Businesses that have built up a history and have assets are very likely to get a loan. You might need a loan for any number of circumstances, such as needing capital for an opportunity, getting over a cash flow crunch, or buying a large piece of equipment. When deciding what type of financing is best for you, you will have to weigh the pros and cons. A bank loan can be a savior, however, you will have to decide whether you can afford to carry a debt and whether it will be worth it even if you can. 

Angel Investors

Finding an angel investor is quite simple, as there are websites specifically devoted to connecting investors with businesses. Angel investors are people who invest their own capital into a business. They usually work with startups and businesses that are in their early years that have shown potential. They are a viable option, however, you will have to share your profits with them. You also might have to cede some control over your business. Some people don’t like those aspects of bringing an investor aboard, so you will have to choose what is right for you. 
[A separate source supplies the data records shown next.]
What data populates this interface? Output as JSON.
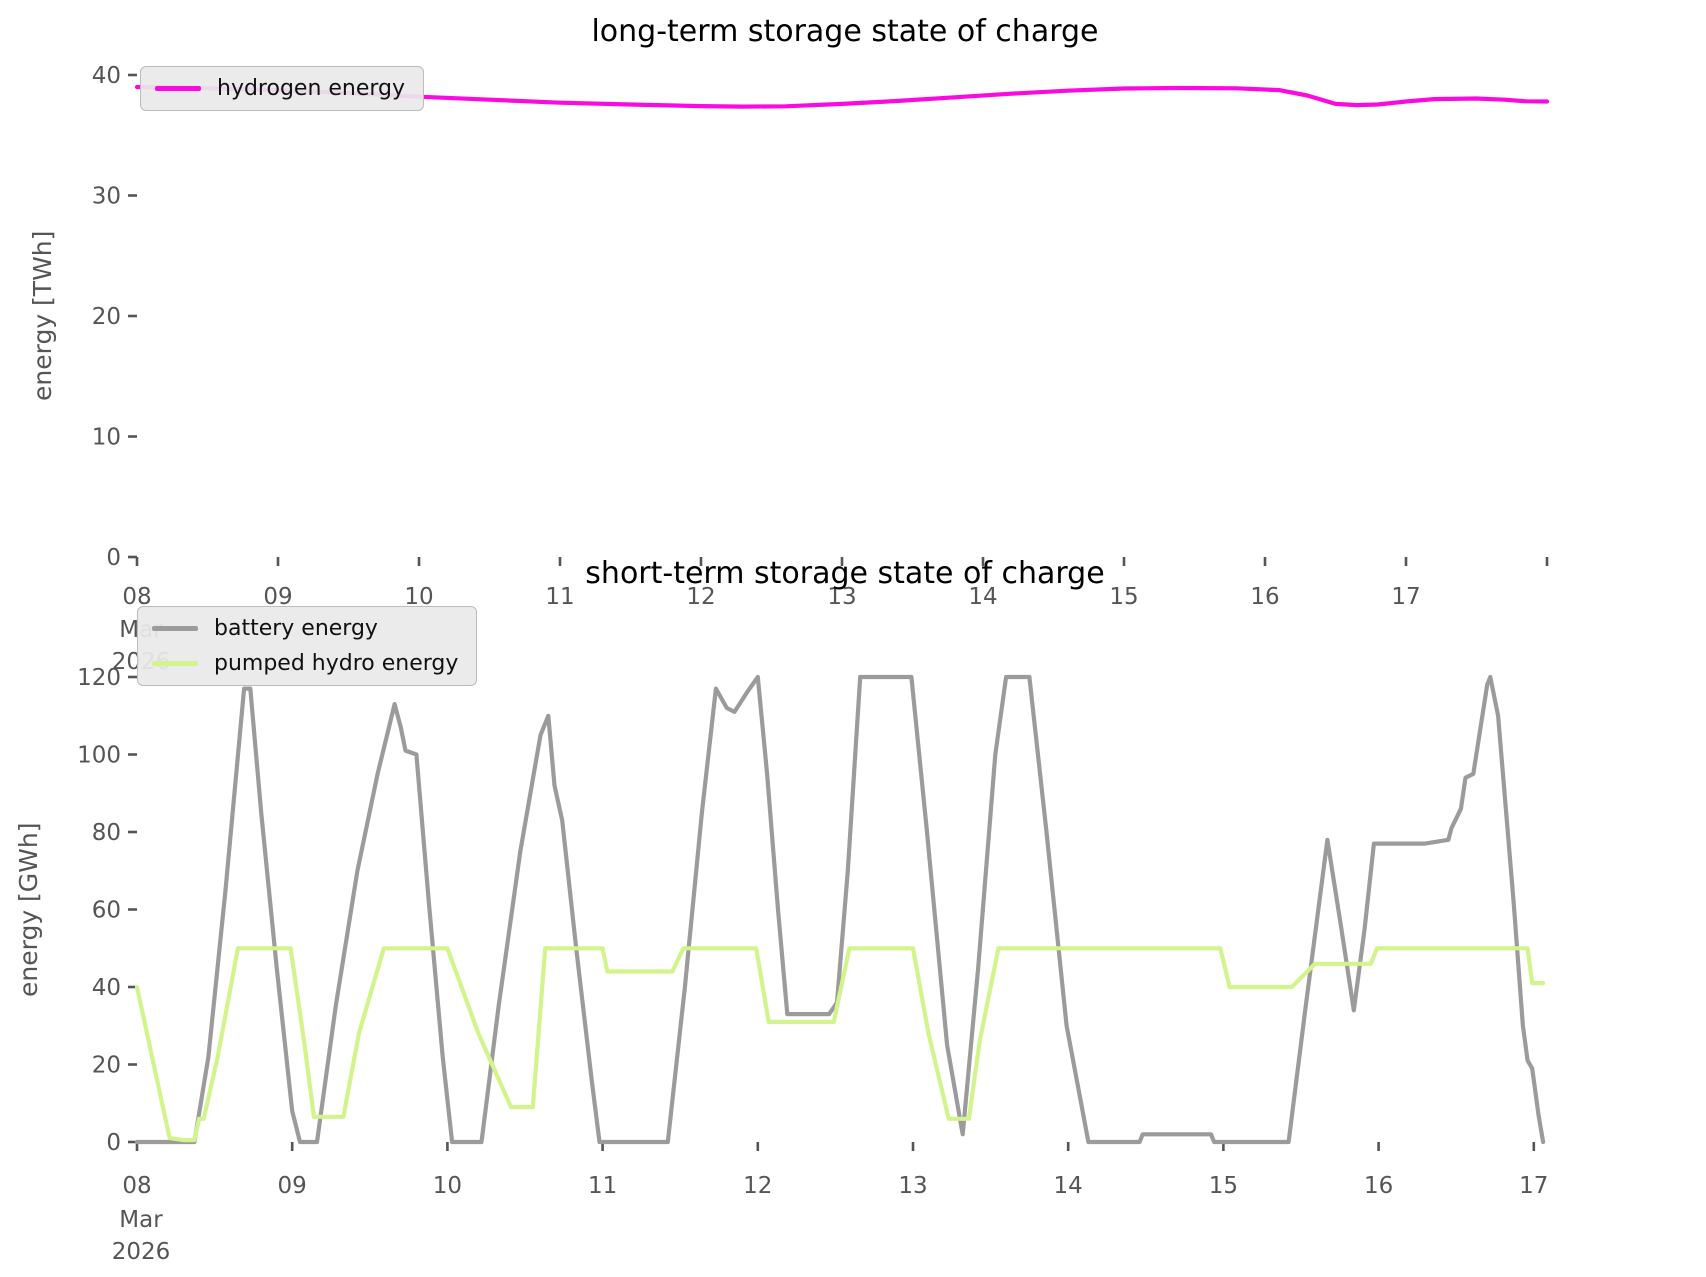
{
  "figure": {
    "background": "#ffffff"
  },
  "chart_data": [
    {
      "type": "line",
      "title": "long-term storage state of charge",
      "ylabel": "energy [TWh]",
      "yticks": [
        0,
        10,
        20,
        30,
        40
      ],
      "ylim": [
        0,
        41.7
      ],
      "xtick_labels": [
        "08",
        "09",
        "10",
        "11",
        "12",
        "13",
        "14",
        "15",
        "16",
        "17"
      ],
      "x_first_tick_sublabels": [
        "Mar",
        "2026"
      ],
      "xlim_days": [
        0,
        10.05
      ],
      "grid": false,
      "legend_position": "upper left",
      "series": [
        {
          "name": "hydrogen energy",
          "color": "#fa0ae0",
          "points": [
            [
              0,
              39.0
            ],
            [
              0.5,
              38.9
            ],
            [
              1.0,
              38.75
            ],
            [
              1.5,
              38.5
            ],
            [
              2.0,
              38.2
            ],
            [
              2.5,
              37.95
            ],
            [
              3.0,
              37.7
            ],
            [
              3.5,
              37.55
            ],
            [
              4.0,
              37.42
            ],
            [
              4.3,
              37.38
            ],
            [
              4.6,
              37.4
            ],
            [
              5.0,
              37.6
            ],
            [
              5.4,
              37.85
            ],
            [
              5.8,
              38.15
            ],
            [
              6.2,
              38.45
            ],
            [
              6.6,
              38.7
            ],
            [
              7.0,
              38.88
            ],
            [
              7.4,
              38.92
            ],
            [
              7.8,
              38.9
            ],
            [
              8.1,
              38.75
            ],
            [
              8.3,
              38.3
            ],
            [
              8.5,
              37.6
            ],
            [
              8.65,
              37.5
            ],
            [
              8.8,
              37.55
            ],
            [
              9.0,
              37.8
            ],
            [
              9.2,
              38.0
            ],
            [
              9.5,
              38.05
            ],
            [
              9.7,
              37.95
            ],
            [
              9.85,
              37.82
            ],
            [
              10.0,
              37.8
            ]
          ]
        }
      ]
    },
    {
      "type": "line",
      "title": "short-term storage state of charge",
      "ylabel": "energy [GWh]",
      "yticks": [
        0,
        20,
        40,
        60,
        80,
        100,
        120
      ],
      "ylim": [
        0,
        128
      ],
      "xtick_labels": [
        "08",
        "09",
        "10",
        "11",
        "12",
        "13",
        "14",
        "15",
        "16",
        "17"
      ],
      "x_first_tick_sublabels": [
        "Mar",
        "2026"
      ],
      "xlim_days": [
        0,
        9.08
      ],
      "grid": false,
      "legend_position": "upper left",
      "series": [
        {
          "name": "battery energy",
          "color": "#9b9b9b",
          "points": [
            [
              0,
              0
            ],
            [
              0.37,
              0
            ],
            [
              0.46,
              22
            ],
            [
              0.57,
              65
            ],
            [
              0.69,
              117
            ],
            [
              0.73,
              117
            ],
            [
              0.8,
              85
            ],
            [
              0.9,
              45
            ],
            [
              1.0,
              8
            ],
            [
              1.05,
              0
            ],
            [
              1.16,
              0
            ],
            [
              1.28,
              35
            ],
            [
              1.42,
              70
            ],
            [
              1.55,
              95
            ],
            [
              1.66,
              113
            ],
            [
              1.7,
              107
            ],
            [
              1.73,
              101
            ],
            [
              1.8,
              100
            ],
            [
              1.88,
              62
            ],
            [
              1.97,
              22
            ],
            [
              2.03,
              0
            ],
            [
              2.22,
              0
            ],
            [
              2.33,
              35
            ],
            [
              2.47,
              75
            ],
            [
              2.6,
              105
            ],
            [
              2.65,
              110
            ],
            [
              2.69,
              92
            ],
            [
              2.74,
              83
            ],
            [
              2.83,
              50
            ],
            [
              2.93,
              16
            ],
            [
              2.98,
              0
            ],
            [
              3.42,
              0
            ],
            [
              3.53,
              40
            ],
            [
              3.64,
              85
            ],
            [
              3.73,
              117
            ],
            [
              3.8,
              112
            ],
            [
              3.85,
              111
            ],
            [
              3.93,
              116
            ],
            [
              4.0,
              120
            ],
            [
              4.06,
              95
            ],
            [
              4.13,
              60
            ],
            [
              4.19,
              33
            ],
            [
              4.46,
              33
            ],
            [
              4.51,
              36
            ],
            [
              4.58,
              70
            ],
            [
              4.66,
              120
            ],
            [
              4.99,
              120
            ],
            [
              5.09,
              80
            ],
            [
              5.22,
              25
            ],
            [
              5.32,
              2
            ],
            [
              5.42,
              45
            ],
            [
              5.53,
              100
            ],
            [
              5.6,
              120
            ],
            [
              5.75,
              120
            ],
            [
              5.86,
              80
            ],
            [
              5.99,
              30
            ],
            [
              6.13,
              0
            ],
            [
              6.46,
              0
            ],
            [
              6.48,
              2
            ],
            [
              6.92,
              2
            ],
            [
              6.94,
              0
            ],
            [
              7.42,
              0
            ],
            [
              7.53,
              35
            ],
            [
              7.67,
              78
            ],
            [
              7.76,
              55
            ],
            [
              7.84,
              34
            ],
            [
              7.91,
              55
            ],
            [
              7.97,
              77
            ],
            [
              8.3,
              77
            ],
            [
              8.45,
              78
            ],
            [
              8.47,
              81
            ],
            [
              8.53,
              86
            ],
            [
              8.56,
              94
            ],
            [
              8.61,
              95
            ],
            [
              8.7,
              118
            ],
            [
              8.72,
              120
            ],
            [
              8.77,
              110
            ],
            [
              8.87,
              62
            ],
            [
              8.93,
              30
            ],
            [
              8.96,
              21
            ],
            [
              8.99,
              19
            ],
            [
              9.03,
              7
            ],
            [
              9.06,
              0
            ]
          ]
        },
        {
          "name": "pumped hydro energy",
          "color": "#d2f48c",
          "points": [
            [
              0,
              40
            ],
            [
              0.21,
              1
            ],
            [
              0.3,
              0.5
            ],
            [
              0.37,
              0.5
            ],
            [
              0.4,
              6
            ],
            [
              0.43,
              6
            ],
            [
              0.52,
              22
            ],
            [
              0.65,
              50
            ],
            [
              0.99,
              50
            ],
            [
              1.08,
              25
            ],
            [
              1.14,
              6.5
            ],
            [
              1.33,
              6.5
            ],
            [
              1.43,
              28
            ],
            [
              1.59,
              50
            ],
            [
              2.0,
              50
            ],
            [
              2.2,
              28
            ],
            [
              2.41,
              9
            ],
            [
              2.55,
              9
            ],
            [
              2.63,
              50
            ],
            [
              3.0,
              50
            ],
            [
              3.03,
              44
            ],
            [
              3.45,
              44
            ],
            [
              3.52,
              50
            ],
            [
              3.99,
              50
            ],
            [
              4.07,
              31
            ],
            [
              4.49,
              31
            ],
            [
              4.59,
              50
            ],
            [
              5.0,
              50
            ],
            [
              5.1,
              28
            ],
            [
              5.23,
              6
            ],
            [
              5.36,
              6
            ],
            [
              5.43,
              26
            ],
            [
              5.55,
              50
            ],
            [
              6.98,
              50
            ],
            [
              7.04,
              40
            ],
            [
              7.44,
              40
            ],
            [
              7.59,
              46
            ],
            [
              7.95,
              46
            ],
            [
              7.99,
              50
            ],
            [
              8.96,
              50
            ],
            [
              8.99,
              41
            ],
            [
              9.06,
              41
            ]
          ]
        }
      ]
    }
  ],
  "axis_style": {
    "tick_color": "#555555",
    "label_color": "#555555",
    "title_color": "#000000"
  }
}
If you are well-established, and have already experienced a number of years of growth, then you may want to seek out a venture capital investor. It is very difficult to find this kind of funding, and even harder to get approval. Venture capitalists look for strong businesses to invest other peoples’ money into. They tend to avoid risk, since it’s not their own money that they have set aside. They also tend to invest in companies that could bring them a massive return. 

Crowdfunding

As far as financing options go, crowdfunding is relatively new, having come into vogue in the last 10 to 15 years. If you have a great product, then you can put it out into public and seek investment from people who want to see your product made. They can pitch in as much as they want, and you can offer rewards for certain levels of funding. For instance, you can offer 25% off the purchase of your product when it becomes available, or let funders select a special color. The sky’s the limit for the type of reward, and you will have customers for life if they feel like they have something to do with the success of your company. 

As you can see, whether you are in the early days of business planning, or are a well-established business looking for cash, there are options for you. What you have to do is go out and research, and find the funding source that works best for you and your company. Then you’ll be able to get your business off the ground, or jump on any opportunity that comes your way.